Examples of excellent service quality that we received on our travels:
A) Dental: Troy and I completed a dental cleaning in Panama. It was a complete cleaning service, including fluoride treatments and a full dental check-up in a very modern office that you would expect in Canada or the United States. The service cost us only $50 USD. The dental forms were only in Spanish. However, we used the Google Translate app on our phone through the camera reading option to translate and complete the forms. The dentist was educated in the United States, so communication was easy.
B) Medical: We visited clinics in Indonesia and Panama for various ailments. We received advice from travelers and expats where the best clinics could be found.
We visited clean, familiar clinics and hospitals that look similar to those at home and we received excellent care.

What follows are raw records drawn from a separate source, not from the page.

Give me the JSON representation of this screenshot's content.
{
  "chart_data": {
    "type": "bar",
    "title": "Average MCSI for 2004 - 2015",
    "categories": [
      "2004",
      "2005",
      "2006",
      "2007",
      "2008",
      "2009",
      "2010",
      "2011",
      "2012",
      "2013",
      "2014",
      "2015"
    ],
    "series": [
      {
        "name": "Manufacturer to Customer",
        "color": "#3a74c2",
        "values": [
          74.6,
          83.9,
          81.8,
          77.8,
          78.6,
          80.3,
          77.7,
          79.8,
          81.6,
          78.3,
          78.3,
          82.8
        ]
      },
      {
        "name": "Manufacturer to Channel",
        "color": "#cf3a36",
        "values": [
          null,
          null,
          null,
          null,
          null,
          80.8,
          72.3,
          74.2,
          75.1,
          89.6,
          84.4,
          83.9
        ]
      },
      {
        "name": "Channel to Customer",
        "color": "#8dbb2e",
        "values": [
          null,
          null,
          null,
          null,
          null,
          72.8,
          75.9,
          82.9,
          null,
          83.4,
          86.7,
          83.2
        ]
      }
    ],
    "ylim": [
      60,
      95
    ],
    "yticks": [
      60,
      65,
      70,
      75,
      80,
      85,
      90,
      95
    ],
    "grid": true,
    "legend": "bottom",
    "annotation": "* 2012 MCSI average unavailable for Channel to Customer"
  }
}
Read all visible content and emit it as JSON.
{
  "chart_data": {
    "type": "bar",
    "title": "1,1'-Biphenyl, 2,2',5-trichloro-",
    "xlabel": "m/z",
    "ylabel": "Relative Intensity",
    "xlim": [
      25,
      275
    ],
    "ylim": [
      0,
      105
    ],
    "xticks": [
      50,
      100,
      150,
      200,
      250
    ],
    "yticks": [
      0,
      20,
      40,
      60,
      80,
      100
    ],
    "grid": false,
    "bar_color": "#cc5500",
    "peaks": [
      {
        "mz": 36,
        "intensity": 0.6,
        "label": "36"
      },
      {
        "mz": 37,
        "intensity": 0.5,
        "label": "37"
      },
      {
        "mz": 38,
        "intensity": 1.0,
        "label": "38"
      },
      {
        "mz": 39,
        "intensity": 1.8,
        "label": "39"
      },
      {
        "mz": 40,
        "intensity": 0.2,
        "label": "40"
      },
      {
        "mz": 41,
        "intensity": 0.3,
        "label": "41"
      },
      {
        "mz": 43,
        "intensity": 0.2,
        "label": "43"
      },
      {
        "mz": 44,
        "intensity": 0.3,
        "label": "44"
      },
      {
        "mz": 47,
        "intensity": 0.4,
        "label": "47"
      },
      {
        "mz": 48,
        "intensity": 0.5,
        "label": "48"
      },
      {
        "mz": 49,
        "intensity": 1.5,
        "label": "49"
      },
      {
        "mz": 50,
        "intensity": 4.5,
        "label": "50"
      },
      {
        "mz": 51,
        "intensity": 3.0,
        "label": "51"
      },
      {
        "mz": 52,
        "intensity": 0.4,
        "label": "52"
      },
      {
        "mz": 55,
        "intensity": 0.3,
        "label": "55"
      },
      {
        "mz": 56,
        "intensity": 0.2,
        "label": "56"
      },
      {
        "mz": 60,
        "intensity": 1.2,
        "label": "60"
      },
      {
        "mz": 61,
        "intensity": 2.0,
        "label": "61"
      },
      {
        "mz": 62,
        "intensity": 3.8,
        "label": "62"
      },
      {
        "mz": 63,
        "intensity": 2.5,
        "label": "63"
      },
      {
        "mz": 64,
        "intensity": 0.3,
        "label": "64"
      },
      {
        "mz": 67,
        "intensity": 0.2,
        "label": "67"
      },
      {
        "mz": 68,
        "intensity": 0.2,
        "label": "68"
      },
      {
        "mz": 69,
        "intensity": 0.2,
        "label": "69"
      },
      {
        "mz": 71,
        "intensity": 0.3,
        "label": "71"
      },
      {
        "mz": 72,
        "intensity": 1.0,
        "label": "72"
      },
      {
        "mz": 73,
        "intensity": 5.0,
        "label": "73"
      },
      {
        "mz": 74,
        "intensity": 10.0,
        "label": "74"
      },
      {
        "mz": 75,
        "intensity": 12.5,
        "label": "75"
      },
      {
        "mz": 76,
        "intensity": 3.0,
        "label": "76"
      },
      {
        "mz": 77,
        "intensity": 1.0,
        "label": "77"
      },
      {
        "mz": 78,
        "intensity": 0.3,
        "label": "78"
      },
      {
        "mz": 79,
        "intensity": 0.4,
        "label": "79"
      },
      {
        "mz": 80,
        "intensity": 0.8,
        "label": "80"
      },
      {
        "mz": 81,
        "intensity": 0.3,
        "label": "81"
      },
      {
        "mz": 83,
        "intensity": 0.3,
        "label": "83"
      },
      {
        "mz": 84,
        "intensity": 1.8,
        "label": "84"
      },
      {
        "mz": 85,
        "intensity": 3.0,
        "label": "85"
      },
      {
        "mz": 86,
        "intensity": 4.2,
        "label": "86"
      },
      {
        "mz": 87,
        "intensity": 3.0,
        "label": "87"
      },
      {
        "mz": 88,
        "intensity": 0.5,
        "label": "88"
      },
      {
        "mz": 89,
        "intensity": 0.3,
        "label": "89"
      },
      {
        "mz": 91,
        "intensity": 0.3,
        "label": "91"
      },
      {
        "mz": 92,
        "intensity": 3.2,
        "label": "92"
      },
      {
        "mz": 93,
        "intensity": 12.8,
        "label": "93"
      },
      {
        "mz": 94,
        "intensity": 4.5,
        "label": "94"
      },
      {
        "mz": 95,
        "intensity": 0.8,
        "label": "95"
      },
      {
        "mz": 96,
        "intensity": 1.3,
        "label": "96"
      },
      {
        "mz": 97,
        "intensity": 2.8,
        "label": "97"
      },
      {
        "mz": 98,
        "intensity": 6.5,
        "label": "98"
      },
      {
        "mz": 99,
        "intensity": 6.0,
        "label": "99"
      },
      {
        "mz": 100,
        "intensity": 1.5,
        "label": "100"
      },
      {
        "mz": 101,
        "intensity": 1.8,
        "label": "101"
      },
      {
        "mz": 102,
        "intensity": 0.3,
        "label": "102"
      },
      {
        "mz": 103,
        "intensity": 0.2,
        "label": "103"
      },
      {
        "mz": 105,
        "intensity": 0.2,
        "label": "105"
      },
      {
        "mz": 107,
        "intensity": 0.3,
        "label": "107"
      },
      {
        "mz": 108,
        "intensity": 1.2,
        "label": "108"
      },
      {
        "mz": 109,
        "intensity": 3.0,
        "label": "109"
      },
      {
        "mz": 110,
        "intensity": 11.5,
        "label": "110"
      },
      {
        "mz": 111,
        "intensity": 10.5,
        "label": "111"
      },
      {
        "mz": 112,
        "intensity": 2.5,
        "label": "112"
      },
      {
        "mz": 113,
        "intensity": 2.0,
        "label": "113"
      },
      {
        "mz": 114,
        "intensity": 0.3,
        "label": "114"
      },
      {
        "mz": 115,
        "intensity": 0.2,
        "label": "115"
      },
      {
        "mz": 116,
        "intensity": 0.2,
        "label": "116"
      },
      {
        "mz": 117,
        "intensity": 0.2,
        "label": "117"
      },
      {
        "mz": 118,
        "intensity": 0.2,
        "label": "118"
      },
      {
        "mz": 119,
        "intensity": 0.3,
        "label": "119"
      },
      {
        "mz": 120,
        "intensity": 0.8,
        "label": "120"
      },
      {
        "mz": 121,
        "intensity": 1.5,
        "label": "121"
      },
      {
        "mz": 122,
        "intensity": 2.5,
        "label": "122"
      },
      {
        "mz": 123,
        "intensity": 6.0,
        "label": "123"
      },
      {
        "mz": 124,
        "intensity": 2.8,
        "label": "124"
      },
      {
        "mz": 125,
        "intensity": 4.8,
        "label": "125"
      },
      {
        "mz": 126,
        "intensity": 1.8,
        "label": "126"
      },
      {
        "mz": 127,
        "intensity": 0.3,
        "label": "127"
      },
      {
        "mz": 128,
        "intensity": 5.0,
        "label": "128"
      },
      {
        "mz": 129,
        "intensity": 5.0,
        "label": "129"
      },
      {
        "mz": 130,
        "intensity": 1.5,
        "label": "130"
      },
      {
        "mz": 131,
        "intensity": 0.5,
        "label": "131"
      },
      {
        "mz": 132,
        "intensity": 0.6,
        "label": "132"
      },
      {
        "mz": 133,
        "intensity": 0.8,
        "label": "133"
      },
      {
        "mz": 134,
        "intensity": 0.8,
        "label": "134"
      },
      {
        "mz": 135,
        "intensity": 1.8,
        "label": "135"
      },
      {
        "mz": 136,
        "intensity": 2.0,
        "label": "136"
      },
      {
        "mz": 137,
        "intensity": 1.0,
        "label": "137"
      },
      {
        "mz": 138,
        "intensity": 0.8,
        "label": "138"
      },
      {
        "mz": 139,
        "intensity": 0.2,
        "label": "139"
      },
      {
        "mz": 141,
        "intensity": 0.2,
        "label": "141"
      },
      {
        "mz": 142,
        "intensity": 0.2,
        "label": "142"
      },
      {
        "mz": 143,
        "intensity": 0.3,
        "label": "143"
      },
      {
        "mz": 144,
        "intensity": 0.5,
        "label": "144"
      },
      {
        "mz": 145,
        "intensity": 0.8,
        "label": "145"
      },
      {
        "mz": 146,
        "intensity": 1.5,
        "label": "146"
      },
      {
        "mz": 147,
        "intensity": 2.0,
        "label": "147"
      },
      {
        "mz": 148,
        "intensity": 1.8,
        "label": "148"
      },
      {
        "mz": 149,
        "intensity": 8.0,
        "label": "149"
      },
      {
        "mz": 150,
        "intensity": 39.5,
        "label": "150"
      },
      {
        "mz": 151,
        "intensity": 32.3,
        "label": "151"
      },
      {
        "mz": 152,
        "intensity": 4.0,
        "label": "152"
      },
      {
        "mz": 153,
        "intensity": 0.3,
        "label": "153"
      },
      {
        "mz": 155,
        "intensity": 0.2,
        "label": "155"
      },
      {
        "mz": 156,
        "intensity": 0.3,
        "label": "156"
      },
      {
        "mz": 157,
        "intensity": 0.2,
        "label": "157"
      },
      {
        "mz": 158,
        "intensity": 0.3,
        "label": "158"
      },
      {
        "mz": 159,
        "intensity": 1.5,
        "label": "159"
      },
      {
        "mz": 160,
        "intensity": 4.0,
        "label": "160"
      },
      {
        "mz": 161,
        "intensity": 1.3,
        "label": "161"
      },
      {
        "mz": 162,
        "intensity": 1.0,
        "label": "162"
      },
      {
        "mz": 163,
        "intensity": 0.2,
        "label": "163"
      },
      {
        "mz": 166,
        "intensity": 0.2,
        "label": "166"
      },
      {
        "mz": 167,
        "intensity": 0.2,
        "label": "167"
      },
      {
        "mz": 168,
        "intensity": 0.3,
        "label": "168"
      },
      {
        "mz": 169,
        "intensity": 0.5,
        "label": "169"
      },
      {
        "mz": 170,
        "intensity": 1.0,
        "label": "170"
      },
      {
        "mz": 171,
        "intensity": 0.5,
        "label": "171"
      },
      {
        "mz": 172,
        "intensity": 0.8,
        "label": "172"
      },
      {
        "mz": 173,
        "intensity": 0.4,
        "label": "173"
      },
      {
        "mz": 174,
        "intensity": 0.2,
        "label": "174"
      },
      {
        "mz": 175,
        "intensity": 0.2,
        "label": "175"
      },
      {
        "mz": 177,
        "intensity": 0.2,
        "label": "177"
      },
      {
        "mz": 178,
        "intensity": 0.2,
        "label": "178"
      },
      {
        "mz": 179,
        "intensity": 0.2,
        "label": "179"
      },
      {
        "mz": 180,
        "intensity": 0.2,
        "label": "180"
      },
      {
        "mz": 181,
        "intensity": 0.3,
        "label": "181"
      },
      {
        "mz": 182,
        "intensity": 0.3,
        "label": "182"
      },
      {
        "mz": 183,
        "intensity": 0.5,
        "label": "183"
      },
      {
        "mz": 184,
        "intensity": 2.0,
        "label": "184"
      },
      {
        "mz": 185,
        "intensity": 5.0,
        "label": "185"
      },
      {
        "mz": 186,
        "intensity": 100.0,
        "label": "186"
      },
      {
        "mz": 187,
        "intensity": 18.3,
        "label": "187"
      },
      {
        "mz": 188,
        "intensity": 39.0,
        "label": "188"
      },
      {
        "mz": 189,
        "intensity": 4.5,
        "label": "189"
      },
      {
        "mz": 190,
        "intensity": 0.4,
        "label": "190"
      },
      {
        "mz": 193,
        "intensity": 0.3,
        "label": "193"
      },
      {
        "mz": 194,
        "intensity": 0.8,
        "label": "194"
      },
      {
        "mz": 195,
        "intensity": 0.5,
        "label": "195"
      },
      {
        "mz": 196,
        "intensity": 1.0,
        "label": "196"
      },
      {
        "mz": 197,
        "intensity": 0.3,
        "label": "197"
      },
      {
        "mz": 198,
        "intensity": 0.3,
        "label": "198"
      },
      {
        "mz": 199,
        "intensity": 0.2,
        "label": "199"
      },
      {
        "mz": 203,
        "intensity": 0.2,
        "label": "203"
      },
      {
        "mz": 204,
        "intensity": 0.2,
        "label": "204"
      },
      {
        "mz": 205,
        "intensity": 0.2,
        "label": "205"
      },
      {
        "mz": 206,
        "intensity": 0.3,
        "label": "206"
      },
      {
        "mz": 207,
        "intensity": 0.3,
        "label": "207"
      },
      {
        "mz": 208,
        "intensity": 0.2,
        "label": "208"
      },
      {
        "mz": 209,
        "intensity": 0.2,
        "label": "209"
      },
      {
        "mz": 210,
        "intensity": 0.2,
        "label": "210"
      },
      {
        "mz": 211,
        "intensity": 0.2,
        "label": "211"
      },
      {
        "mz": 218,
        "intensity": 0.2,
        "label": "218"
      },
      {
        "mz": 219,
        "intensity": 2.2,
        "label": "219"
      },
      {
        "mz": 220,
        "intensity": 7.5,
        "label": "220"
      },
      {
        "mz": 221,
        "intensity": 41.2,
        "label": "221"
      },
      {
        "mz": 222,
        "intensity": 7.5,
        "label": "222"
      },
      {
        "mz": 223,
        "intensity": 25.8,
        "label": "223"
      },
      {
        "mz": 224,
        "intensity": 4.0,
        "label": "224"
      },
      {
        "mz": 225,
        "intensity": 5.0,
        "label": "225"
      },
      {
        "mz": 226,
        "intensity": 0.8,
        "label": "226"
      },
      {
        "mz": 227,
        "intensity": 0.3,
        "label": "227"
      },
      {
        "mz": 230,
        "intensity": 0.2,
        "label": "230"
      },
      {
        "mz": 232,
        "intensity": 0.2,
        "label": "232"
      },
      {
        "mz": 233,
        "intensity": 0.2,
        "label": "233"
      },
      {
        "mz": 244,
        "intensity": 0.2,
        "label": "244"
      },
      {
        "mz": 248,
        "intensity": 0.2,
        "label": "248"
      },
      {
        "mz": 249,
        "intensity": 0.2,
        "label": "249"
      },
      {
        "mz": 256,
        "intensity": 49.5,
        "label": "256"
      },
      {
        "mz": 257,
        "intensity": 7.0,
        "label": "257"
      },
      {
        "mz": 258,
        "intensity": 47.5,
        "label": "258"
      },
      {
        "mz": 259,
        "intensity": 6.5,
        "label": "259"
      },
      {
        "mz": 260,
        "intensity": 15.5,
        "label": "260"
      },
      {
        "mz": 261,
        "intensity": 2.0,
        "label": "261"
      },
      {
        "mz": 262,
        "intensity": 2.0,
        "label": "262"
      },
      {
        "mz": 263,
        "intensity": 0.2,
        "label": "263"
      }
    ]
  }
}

We paid $20 US for treatment in Panama and $50 US in Indonesia. Our doctors were English speaking, and even despite their accents, the medical terms they used were similar to English. We were relieved and surprised how our visit to the clinic was easier than we expected.
C) Lab Tests: Given that we are traveling full time, we decided to get a routine check up from a doctor in Panama. We visited a doctor and went to the lab to run our test results. We were so surprised the lab was a state-of-the-art facility that could rival anywhere we have seen in the western world. Additionally, our doctor scheduled a free results discussion with each of us. In fact, our test results were emailed to us by the clinic within 3 hours of our visit. We paid $100 for this service, which we know is inexpensive for any non-health care patient in Canada or the United States.
D) New Glasses and Eye Examinations: Troy received a full eye exam and updated the lenses for his glasses in Panama. With his basic Spanish, he was able to confirm his needs. Eye readings are universal, so this was easier than we anticipated. He paid $90 U.S. for updated lenses. We believe that if we shopped around, we could have received the same service at an even lower price.
E) Drug prescriptions: In several countries, pharmacists can administer drugs without a prescription. Taking the same Google translate tactics we did during our medical visit, it was possible to get help for various ailments despite the language barrier. We have used this tactic in Colombia, Vietnam, Indonesia, and Thailand. It may also be quite shocking how low the cost of medicine is in other countries. To find your current prescriptions, this is a little trickier. Often drugs have different brand names but are copied from the original product (generic brands). I encountered this situation in Vietnam. I was given medications I wasn’t familiar with. So I researched online to discover more details about the product, the dosage, and other information. I was able to confirm that what I was taking was truly for what was ailing me. After that research, I felt more comfortable. Doing this research gave me peace of mind when I needed validation.
So, healthcare needs while traveling can never be planned, but with a little bit of research, it is possible to take the risk, for the sake of your health.
If you don’t have your health, how can you live a more fulfilling life?
Have you been surprised by a positive medical or dental experience in a foreign country? We’d love to hear about it.